To drive his point home, Dr. King defers to “a wise old preacher” giving advice to a young man on his future plans. After seeing that the young man’s plans for life did not extend beyond school, marriage, and wealth, he warned the young man: “you must make your plans big enough to include God and large enough to include eternity.” Dr. King agrees, “make your plans so large and broad that they cannot be bound by the chains of time or the manacles of space.”

Dr. King would implore Hip-hop to tether itself less to the length of life (sole personal fulfillment) and rededicate itself to fulfilling breadth of life (concern for others) and the the height of life (the pursuit of “the more” for the greater good). Hip-hop has to do a better job of capitalizing on its MLK Bus Boycottappeal to youth culture around the world and look at our power as an opportunity and a means to organize a comprehensive campaign against specific forms of oppression on the international scale.

Dr. King writes that the “sheer onward drive toward self self-fulfilment” is the length of life; but to indulge in self without concern for others is spiritually criminal. There is “nothing more tragic” than an individual who is “shackled by the chains of paralyzing self-centeredness” for it does nothing to advance the fullness of life. Hip-hop is a powerful tool to educate, encourage, reach

Hip-hop’s marriage to earthly possession is well documented. It is ingrained in rap lyrics, immersed in our consciousness, and permeates Hip-hop swag. We hear often about the privileges of being a rapper: powerful status, social currency, and admiration, without proper respect on how they intend to use their new found status, charisma, and institutional access to create opportunities for others.

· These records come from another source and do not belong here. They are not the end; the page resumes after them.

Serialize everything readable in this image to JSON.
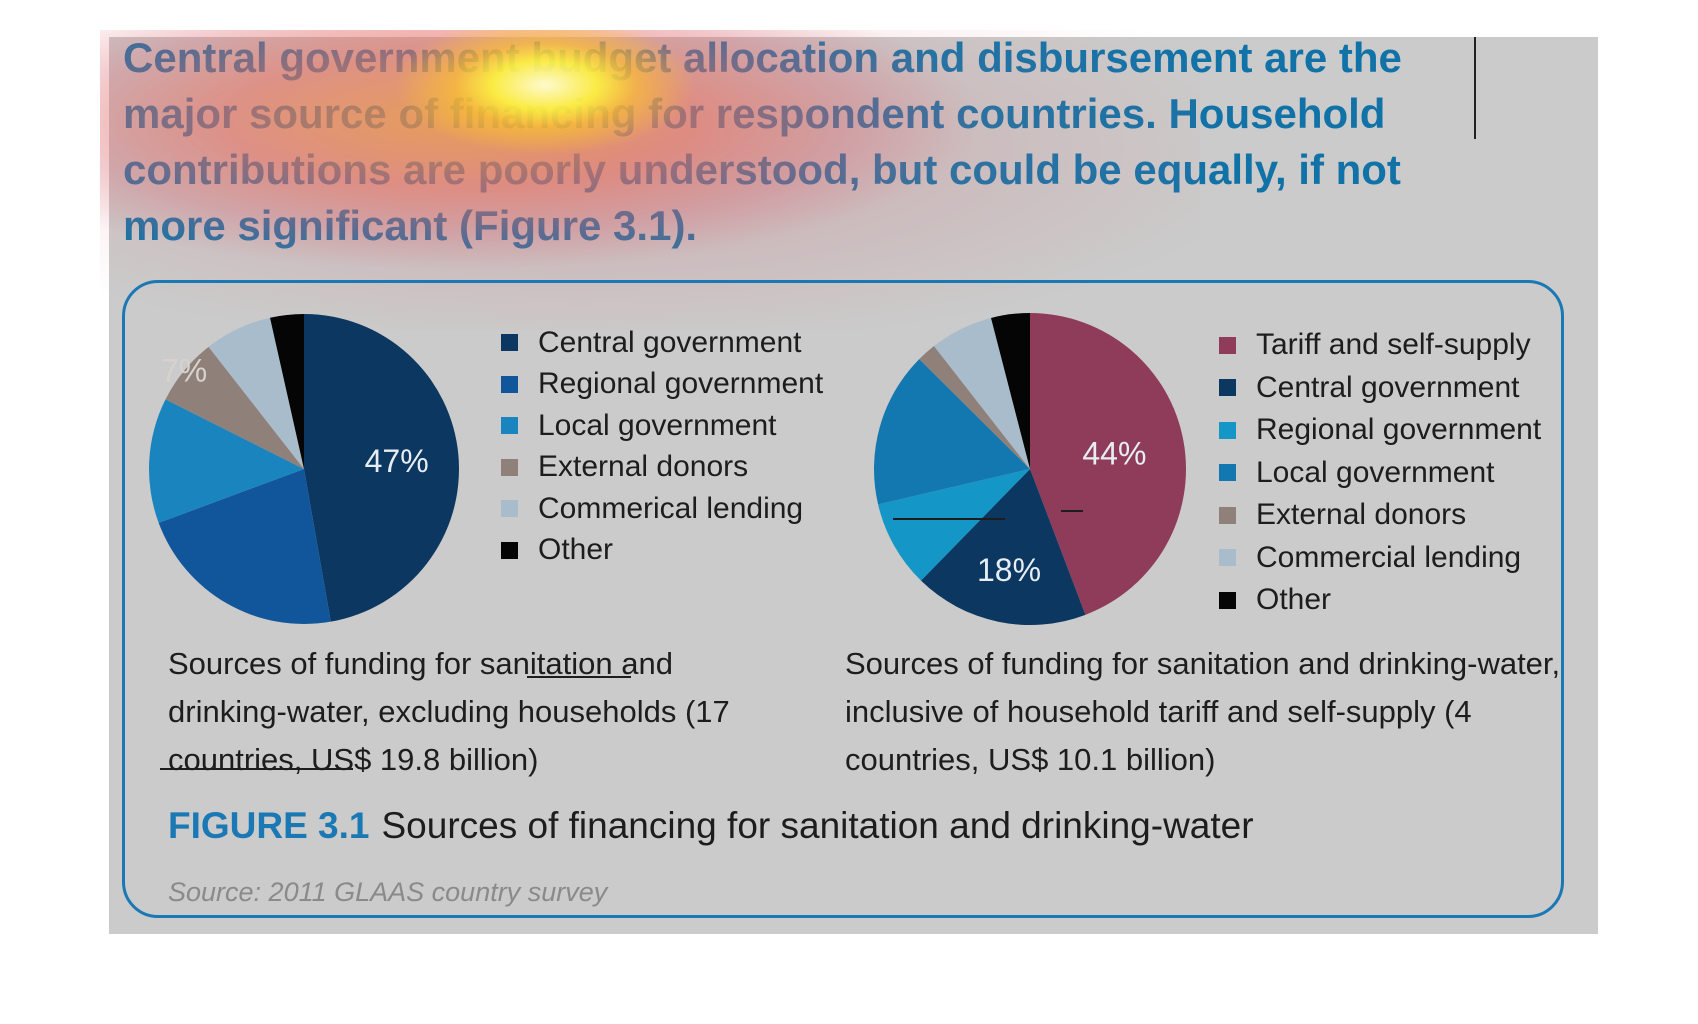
{
  "heading": "Central government budget allocation and disbursement are the major source of financing for respondent countries. Household contributions are poorly understood, but could be equally, if not more significant (Figure 3.1).",
  "colors": {
    "central_left": "#0b3760",
    "regional_left": "#11569a",
    "local_left": "#1a84bf",
    "tariff": "#8e3c59",
    "central_right": "#0b3760",
    "regional_right": "#1496c6",
    "local_right": "#1478b0",
    "external": "#8f817a",
    "commercial": "#a9bccb",
    "other": "#050505",
    "accent": "#1a78b4"
  },
  "chart_data": [
    {
      "type": "pie",
      "caption": "Sources of funding for sanitation and drinking-water, excluding households (17 countries, US$ 19.8 billion)",
      "slices": [
        {
          "label": "Central government",
          "value": 47,
          "value_label": "47%",
          "color": "#0b3760"
        },
        {
          "label": "Regional government",
          "value": 22,
          "value_label": "",
          "color": "#11569a"
        },
        {
          "label": "Local government",
          "value": 13,
          "value_label": "",
          "color": "#1a84bf"
        },
        {
          "label": "External donors",
          "value": 7,
          "value_label": "7%",
          "color": "#8f817a"
        },
        {
          "label": "Commerical lending",
          "value": 7,
          "value_label": "",
          "color": "#a9bccb"
        },
        {
          "label": "Other",
          "value": 3.5,
          "value_label": "",
          "color": "#050505"
        }
      ]
    },
    {
      "type": "pie",
      "caption": "Sources of funding for sanitation and drinking-water, inclusive of household tariff and self-supply (4 countries, US$ 10.1 billion)",
      "slices": [
        {
          "label": "Tariff and self-supply",
          "value": 44,
          "value_label": "44%",
          "color": "#8e3c59"
        },
        {
          "label": "Central government",
          "value": 18,
          "value_label": "18%",
          "color": "#0b3760"
        },
        {
          "label": "Regional government",
          "value": 9,
          "value_label": "",
          "color": "#1496c6"
        },
        {
          "label": "Local government",
          "value": 16,
          "value_label": "",
          "color": "#1478b0"
        },
        {
          "label": "External donors",
          "value": 2,
          "value_label": "",
          "color": "#8f817a"
        },
        {
          "label": "Commercial lending",
          "value": 6.5,
          "value_label": "",
          "color": "#a9bccb"
        },
        {
          "label": "Other",
          "value": 4,
          "value_label": "",
          "color": "#050505"
        }
      ]
    }
  ],
  "figure": {
    "label": "FIGURE 3.1",
    "title": "Sources of financing for sanitation and drinking-water",
    "source": "Source: 2011 GLAAS country survey"
  }
}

Because of this, Hip-hop is never able to affirm its greatness in an unqualified sense. Because of this tendency toward the “agonizing partialness,” Hip-hop can only be great in certain aspects.

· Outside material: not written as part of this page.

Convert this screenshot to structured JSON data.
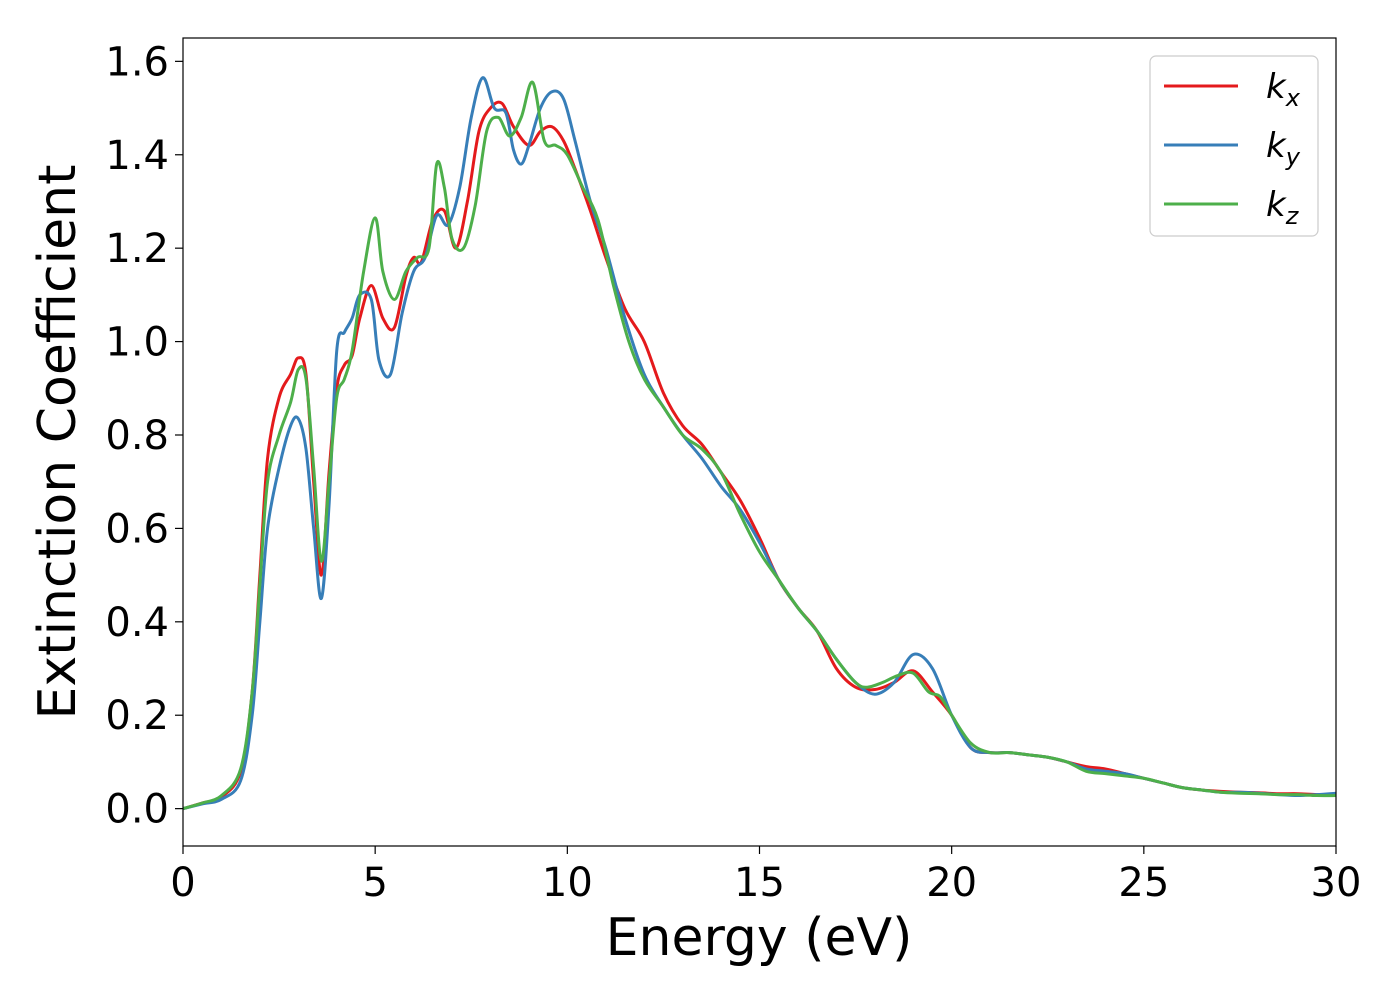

Because of Hip-hop’s general failure to pursue the breadth and height of life in lieu of pursuing the length of life that ensures personal achievement, it continues to produce cultural values that are devoid of spiritual purpose.

For every opus on black female struggle, there are three tributes to the black female stripper hustle. For every “Dear Mama,” there are three more “All About U’s.” This imbalance relegates Hip-hop not to the height of the former, but to the muck of the latter. Thank God for balance. Thank God for Dr. King. Thank God for Hip-hop.

*This is Hip-hop’s Word, govern your Life accordingly.